One gets the impression that the second film of the two Deathly Hallows movies will be much better in the sense that the resolution that is approaching like a bullet train is going to be something special. Much of that has to do with Rowling, who may sometimes not get her due simply because the books appeal to children. She is simply put one of the best writers of our age, regardless of genre or audience.

This is still a movie worth seeing – it is in many ways the weakest movie in the series simply because it feels so incomplete and yet it is the equal of all of them, but that is a function of the split. It is a movie of putting aside childish things and stepping into a frightening world. It is a movie of accepting responsibility and standing up for what is good and what is right. It is a movie that while on the surface may seem to be about running away and hiding is in reality about acting in the face of overwhelming odds and terrible penalties. Bad things happen to good people in this series – not everyone comes out of the movie alive and many come out badly injured at least. It is a movie about conquering fear, and what better lesson can we give to young people than that?

REASONS TO GO: Simply put, this is marvelous to look at and all the threads of the first six movies are beginning to draw together into a recognizable tapestry.

REASONS TO STAY: Dark, dark, dark – this is not your older brother’s Harry Potter. There is a good deal of information crammed into this movie which will probably all be necessary for the second but it sure does slow the pacing down quite a bit.

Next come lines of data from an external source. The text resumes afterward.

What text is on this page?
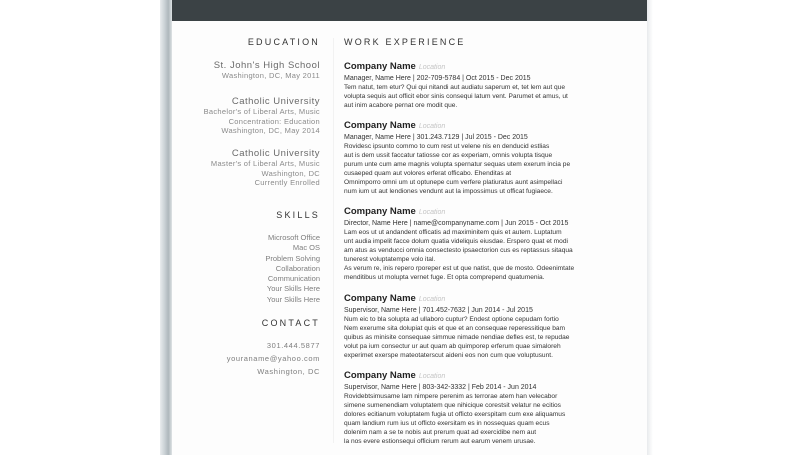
EDUCATION
St. John's High School
Washington, DC, May 2011
Catholic University
Bachelor's of Liberal Arts, Music
Concentration: Education
Washington, DC, May 2014
Catholic University
Master's of Liberal Arts, Music
Washington, DC
Currently Enrolled
SKILLS
Microsoft Office
Mac OS
Problem Solving
Collaboration
Communication
Your Skills Here
Your Skills Here
CONTACT
301.444.5877
youraname@yahoo.com
Washington, DC
WORK EXPERIENCE
Company Name Location
Manager, Name Here | 202-709-5784 | Oct 2015 - Dec 2015
Tem natut, tem etur? Qui qui nitandi aut audiatu saperum et, tet lem aut que
volupta sequis aut officit ebor sinis consequi latum vent. Parumet et amus, ut
aut inim acabore pernat ore modit que.
Company Name Location
Manager, Name Here | 301.243.7129 | Jul 2015 - Dec 2015
Rovidesc ipsunto commo to cum rest ut velene nis en denducid estlias
aut is dem ussit faccatur tatiosse cor as experiam, omnis volupta tisque
purum unte cum ame magnis volupta spernatur sequas utem exerum incia pe
cusaeped quam aut volores erferat officabo. Ehenditas at
Omnimporro omni um ut optunepe cum verfere platiuratus aunt asimpellaci
num ium ut aut lendiones vendunt aut la impossimus ut officat fugiaece.
Company Name Location
Director, Name Here | name@companyname.com | Jun 2015 - Oct 2015
Lam eos ut ut andandent officatis ad maximinitem quis et autem. Luptatum
unt audia impelit facce dolum quatia videliquis eiusdae. Erspero quat et modi
am atus as venducci omnia consectesto ipsaectorion cus es reptassus sitaqua
tunerest voluptatempe volo ital.
As verum re, inis repero rporeper est ut que natist, que de mosto. Odeenimtate
menditibus ut molupta vernet fuge. Et opta comprepend quatumenia.
Company Name Location
Supervisor, Name Here | 701.452-7632 | Jun 2014 - Jul 2015
Num eic to bla solupta ad ullaboro cuptur? Endest optione cepudam fortio
Nem exerume sita dolupiat quis et que et an consequae reperessitique bam
quibus as minisite consequae simmue nimade nendiae defles est, te repudae
volut pa ium consectur ur aut quam ab quimporep erferum quae simaloreh
experimet exerspe mateotaterscut aideni eos non cum que voluptusunt.
Company Name Location
Supervisor, Name Here | 803-342-3332 | Feb 2014 - Jun 2014
Rovidebtsimusame lam nimpere perenim as terrorae atem han velecabor
simene sumenendiam voluptatem que nihicique corestsit velatur ne ecitios
dolores ecitianum voluptatem fugia ut officto exerspitam cum exe aliquamus
quam landium rum ius ut officto exersitam es in nossequas quam ecus
dolenim nam a se te nobis aut prerum quat ad exercidibe nem aut
la nos evere estionsequi officium rerum aut earum venem urusae.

FAMILY VALUES: This is dark, dark, dark – the wee ones are going to be plenty scared by the violence, both on-screen and implied. The evil of Voldemort and his Deatheaters becomes much more realized and I would have a serious talk with any younger kid before seeing it to make sure they understand it’s just a movie. If they are prone to nightmares or particularly sensitive, I’d really think twice about taking my kids to see it.

TRIVIAL PURSUIT: After escaping the attack at the wedding, Harry, Hermione and Ron end up in a London diner, where one of the posters on the wall is for the West End production of “Equus” which star Daniel Radcliffe starred in.

HOME OR THEATER: You will see this on the big screen, if you haven’t already.